After sixty five years of Independence, the Indian ruling class has failed to develop a modern industrialized society. The pattern of social and economic growth has been of an extremely uneven and combined nature. Alongside the most advanced technological enterprises and palatial villas there is excruciating poverty and misery. There are islands of modernity in a vast ocean of primitiveness.

In fact India is a living museum of historical materialism. The social and political culture is riven with prejudices of caste, colour, race and religion. Black magic, superstition and mythological concepts are prevalent even amongst the modern Indian bourgeoisie. Some of the biggest business houses have astrologers and charlatans on their boards of directors. National chauvinism, cricket, Bollywood soaps and the facade of democracy have been used by the media elite as opium for the masses.
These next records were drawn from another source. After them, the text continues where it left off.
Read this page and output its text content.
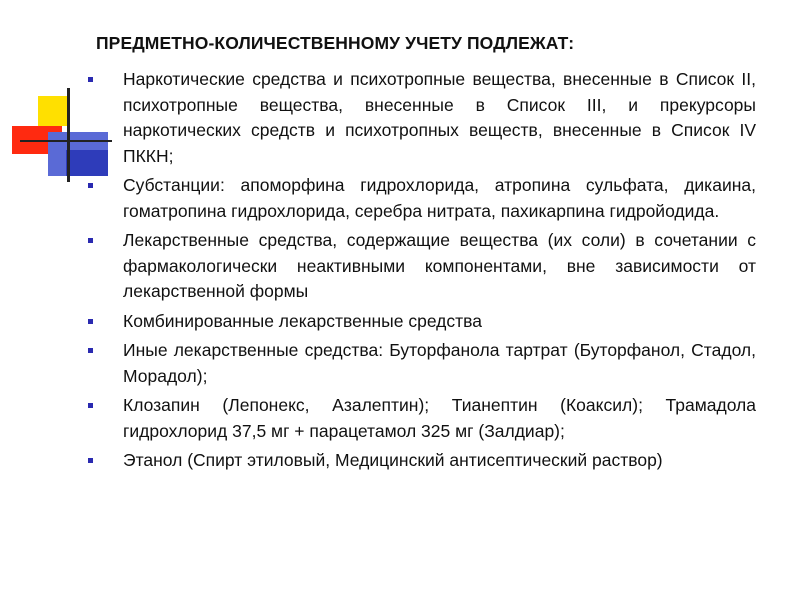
ПРЕДМЕТНО-КОЛИЧЕСТВЕННОМУ УЧЕТУ ПОДЛЕЖАТ:
Наркотические средства и психотропные вещества, внесенные в Список II, психотропные вещества, внесенные в Список III, и прекурсоры наркотических средств и психотропных веществ, внесенные в Список IV ПККН;
Субстанции: апоморфина гидрохлорида, атропина сульфата, дикаина, гоматропина гидрохлорида, серебра нитрата, пахикарпина гидройодида.
Лекарственные средства, содержащие вещества (их соли) в сочетании с фармакологически неактивными компонентами, вне зависимости от лекарственной формы
Комбинированные лекарственные средства
Иные лекарственные средства: Буторфанола тартрат (Буторфанол, Стадол, Морадол);
Клозапин (Лепонекс, Азалептин); Тианептин (Коаксил); Трамадола гидрохлорид 37,5 мг + парацетамол 325 мг (Залдиар);
Этанол (Спирт этиловый, Медицинский антисептический раствор)
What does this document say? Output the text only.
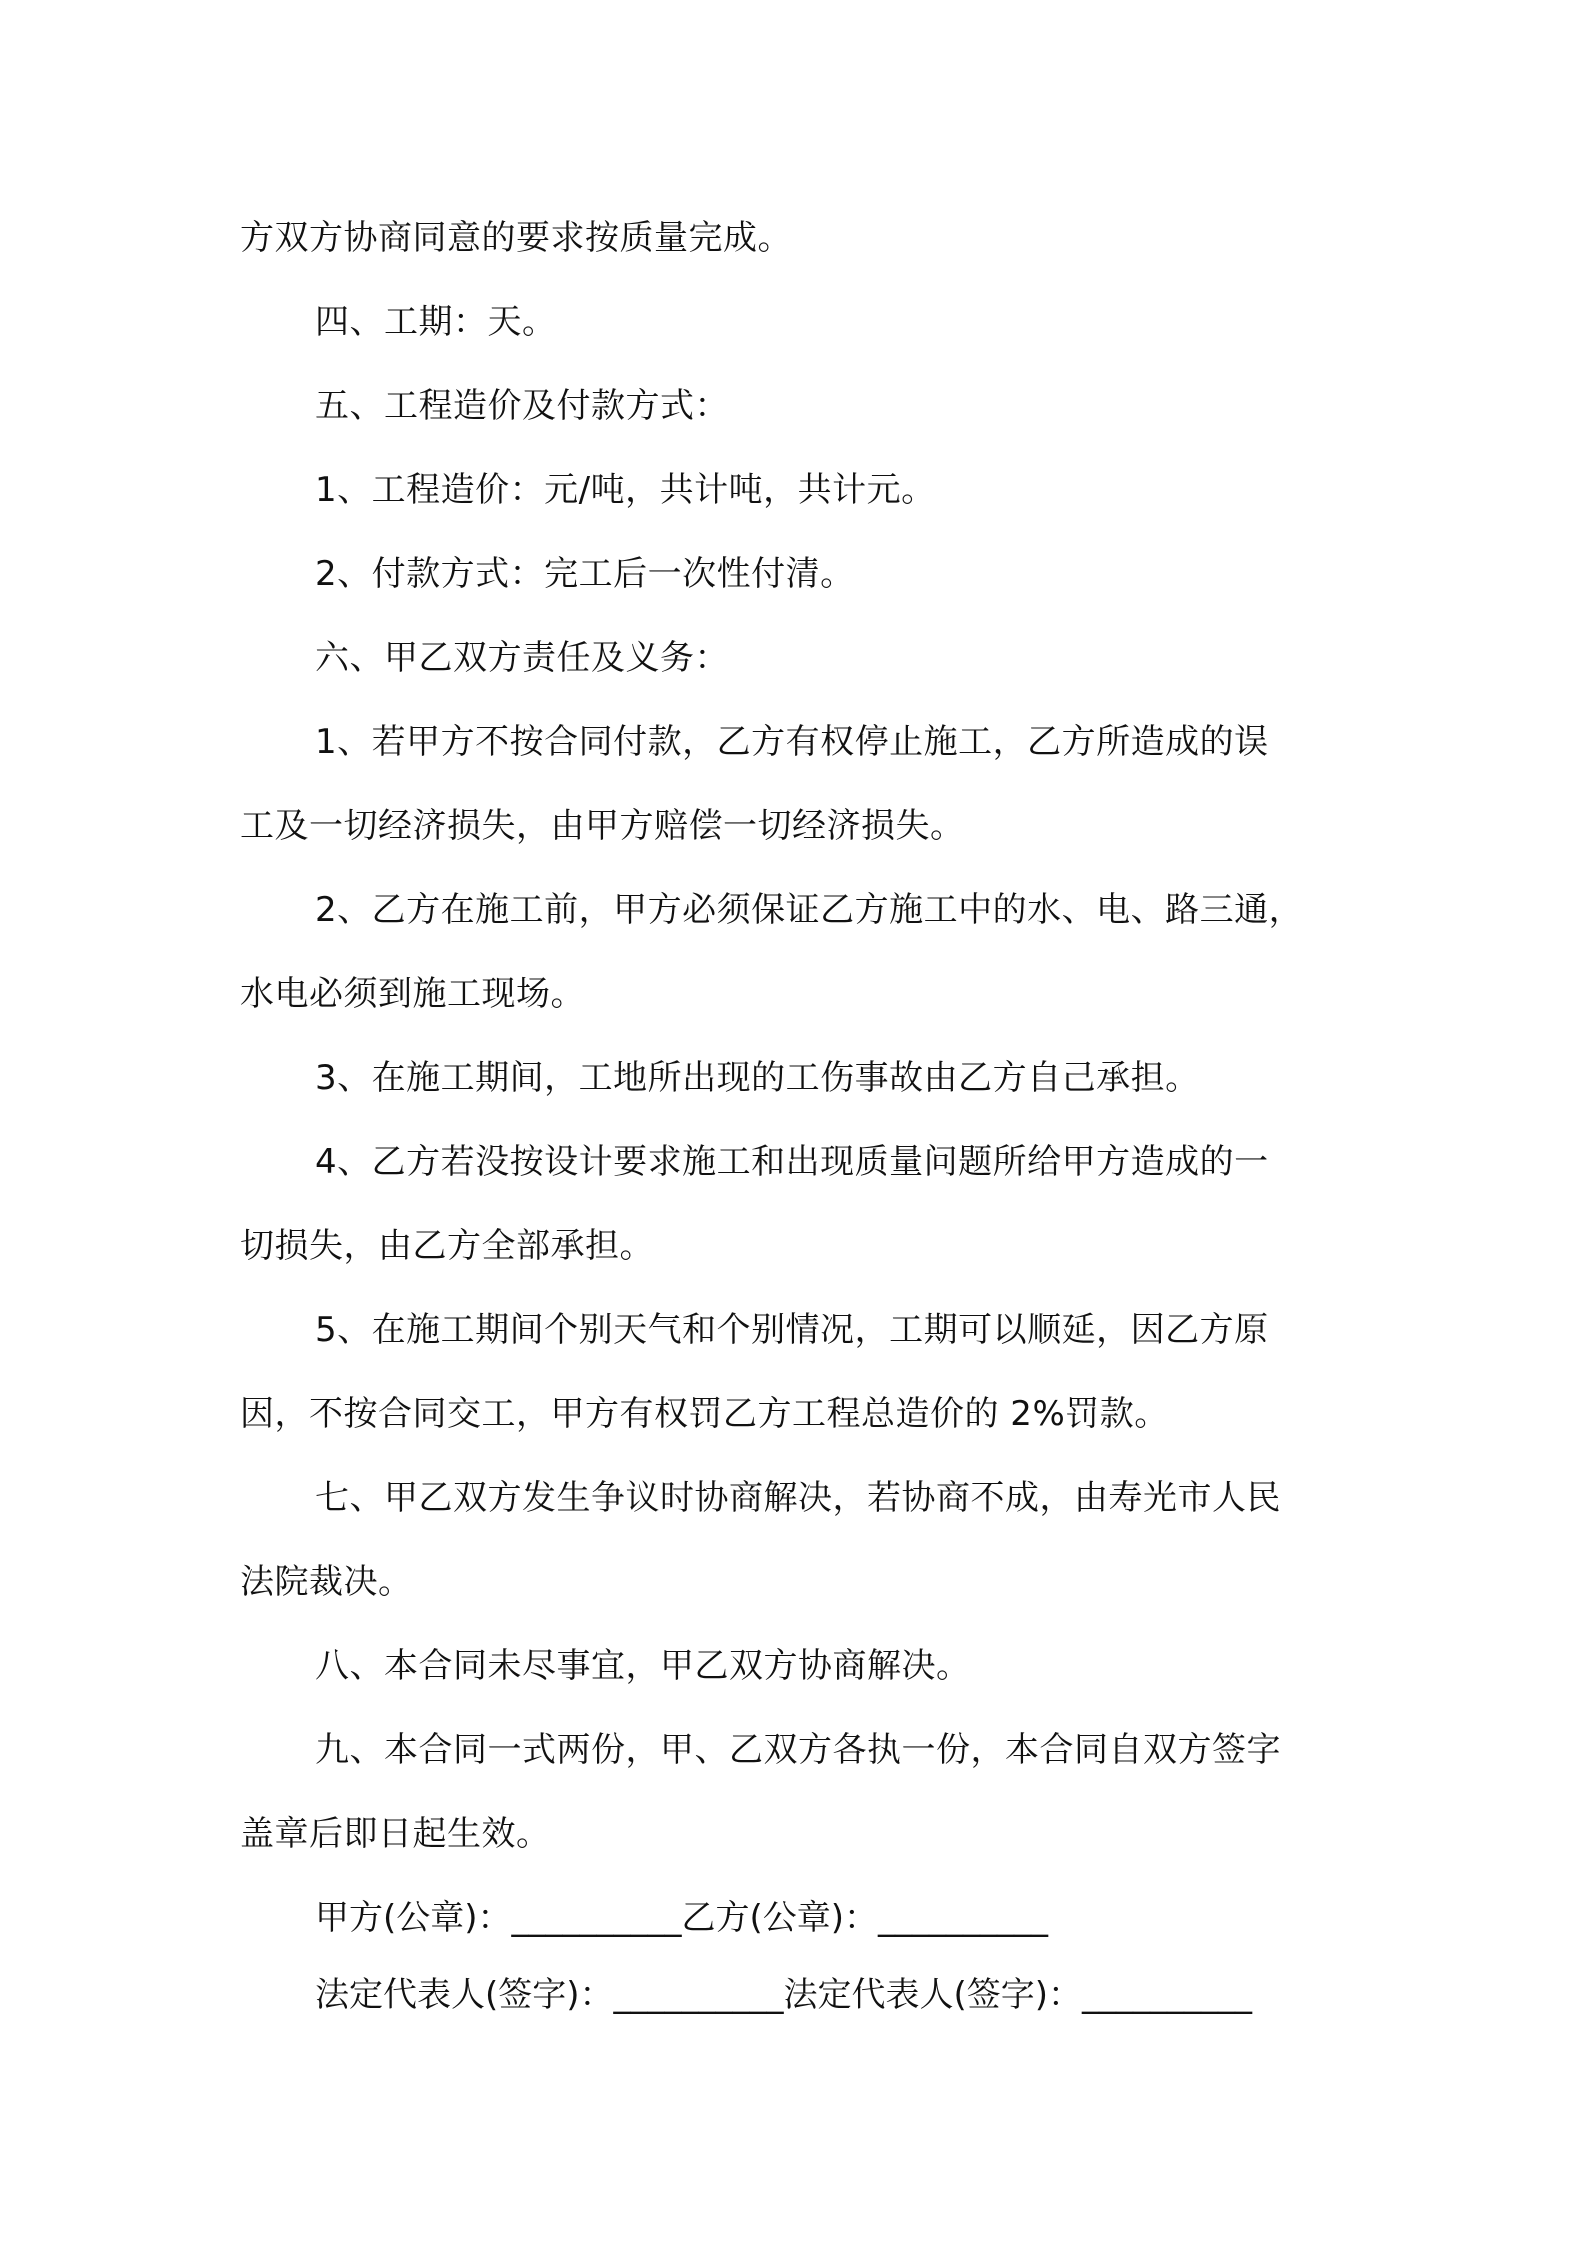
方双方协商同意的要求按质量完成。
四、工期：天。
五、工程造价及付款方式：
1、工程造价：元/吨，共计吨，共计元。
2、付款方式：完工后一次性付清。
六、甲乙双方责任及义务：
1、若甲方不按合同付款，乙方有权停止施工，乙方所造成的误
工及一切经济损失，由甲方赔偿一切经济损失。
2、乙方在施工前，甲方必须保证乙方施工中的水、电、路三通，
水电必须到施工现场。
3、在施工期间，工地所出现的工伤事故由乙方自己承担。
4、乙方若没按设计要求施工和出现质量问题所给甲方造成的一
切损失，由乙方全部承担。
5、在施工期间个别天气和个别情况，工期可以顺延，因乙方原
因，不按合同交工，甲方有权罚乙方工程总造价的 2%罚款。
七、甲乙双方发生争议时协商解决，若协商不成，由寿光市人民
法院裁决。
八、本合同未尽事宜，甲乙双方协商解决。
九、本合同一式两份，甲、乙双方各执一份，本合同自双方签字
盖章后即日起生效。
甲方(公章)：__________乙方(公章)：__________
法定代表人(签字)：__________法定代表人(签字)：__________
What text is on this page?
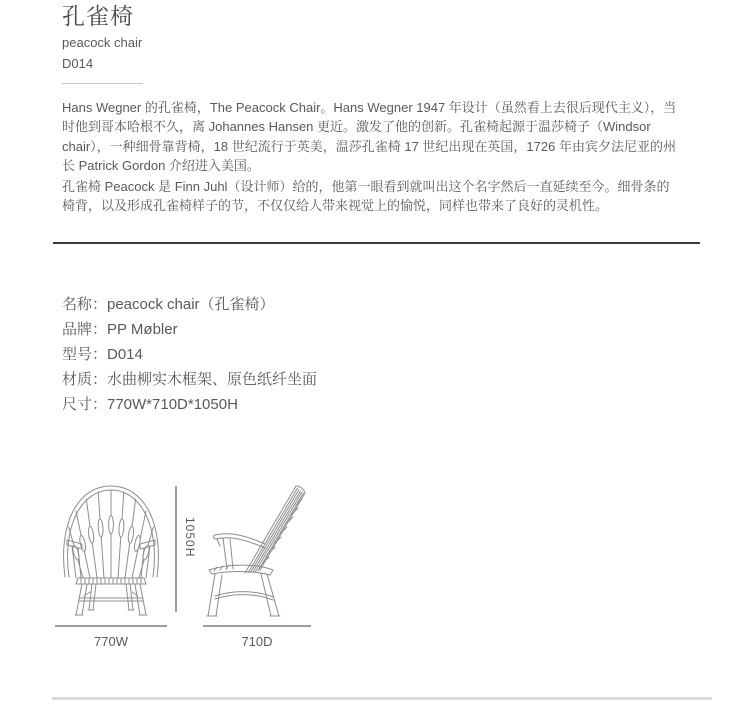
孔雀椅
peacock chair
D014

Hans Wegner 的孔雀椅，The Peacock Chair。Hans Wegner 1947 年设计（虽然看上去很后现代主义），当时他到哥本哈根不久，离 Johannes Hansen 更近。激发了他的创新。孔雀椅起源于温莎椅子（Windsor chair），一种细骨靠背椅，18 世纪流行于英美，温莎孔雀椅 17 世纪出现在英国，1726 年由宾夕法尼亚的州长 Patrick Gordon 介绍进入美国。

孔雀椅 Peacock 是 Finn Juhl（设计师）给的，他第一眼看到就叫出这个名字然后一直延续至今。细骨条的椅背，以及形成孔雀椅样子的节，不仅仅给人带来视觉上的愉悦，同样也带来了良好的灵机性。

名称：peacock chair（孔雀椅）
品牌：PP Møbler
型号：D014
材质：水曲柳实木框架、原色纸纤坐面
尺寸：770W*710D*1050H
770W
1050H
710D
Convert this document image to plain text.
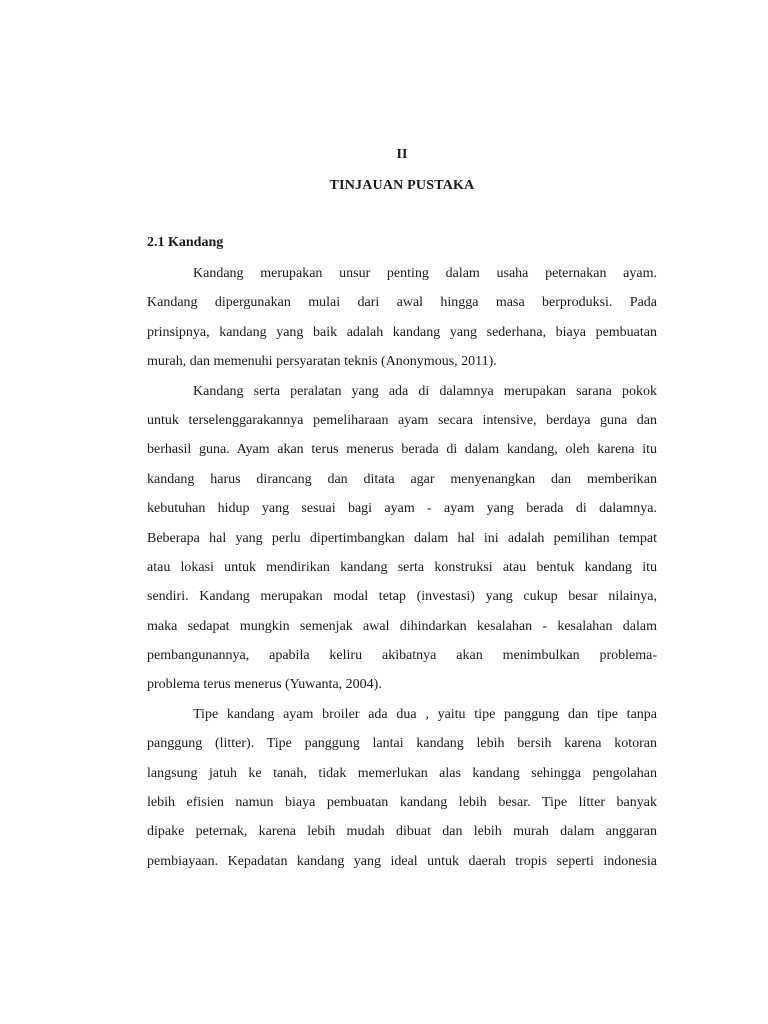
II
TINJAUAN PUSTAKA
2.1 Kandang
Kandang merupakan unsur penting dalam usaha peternakan ayam.
Kandang dipergunakan mulai dari awal hingga masa berproduksi. Pada
prinsipnya, kandang yang baik adalah kandang yang sederhana, biaya pembuatan
murah, dan memenuhi persyaratan teknis (Anonymous, 2011).
Kandang serta peralatan yang ada di dalamnya merupakan sarana pokok
untuk terselenggarakannya pemeliharaan ayam secara intensive, berdaya guna dan
berhasil guna. Ayam akan terus menerus berada di dalam kandang, oleh karena itu
kandang harus dirancang dan ditata agar menyenangkan dan memberikan
kebutuhan hidup yang sesuai bagi ayam - ayam yang berada di dalamnya.
Beberapa hal yang perlu dipertimbangkan dalam hal ini adalah pemilihan tempat
atau lokasi untuk mendirikan kandang serta konstruksi atau bentuk kandang itu
sendiri. Kandang merupakan modal tetap (investasi) yang cukup besar nilainya,
maka sedapat mungkin semenjak awal dihindarkan kesalahan - kesalahan dalam
pembangunannya, apabila keliru akibatnya akan menimbulkan problema-
problema terus menerus (Yuwanta, 2004).
Tipe kandang ayam broiler ada dua , yaitu tipe panggung dan tipe tanpa
panggung (litter). Tipe panggung lantai kandang lebih bersih karena kotoran
langsung jatuh ke tanah, tidak memerlukan alas kandang sehingga pengolahan
lebih efisien namun biaya pembuatan kandang lebih besar. Tipe litter banyak
dipake peternak, karena lebih mudah dibuat dan lebih murah dalam anggaran
pembiayaan. Kepadatan kandang yang ideal untuk daerah tropis seperti indonesia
Tribal and nationalist movements are raging in most provinces of India and have been described by the Indian Prime Minister as the single largest security challenge in India. Brutal state repression is a daily occurrence from Kashmir to Assam. Religious hatred and bloodshed are unravelling the social fabric of the country. The pressures of imperialism on the politicians in power to carry out even more ‘reforms’ means a further worsening of the plight of the masses. With the aggravating economic, social and infrastructural crisis these venal vices will conflagrate in the period ahead.

The only hope for India lies is the proletariat and the youth. The strategists of the ruling classes have used deceptive and corrupt tactics to vent the raging lava swirling amongst the oppressed masses. Anna Hazare and the so-called civil society movement is no alternative to the present system. This right-wing demagogue with neo-fascist tendencies is being propped up to divert and disrupt the class struggle.

The CPI(M) and the mainstream left parties were defeated due to their capitulation to capitalism in the name of democracy and abandoning the path of revolutionary socialism. On 28th February this year India witnessed the largest strike of the proletariat in world history. A hundred million people took to the streets and struck on a class basis. The Indian working class has glorious traditions of class struggle to remove the exploitation and suffering imposed by a cruel and a redundant system. With a revolutionary Marxist leadership they could change the course of history and emancipate South Asia.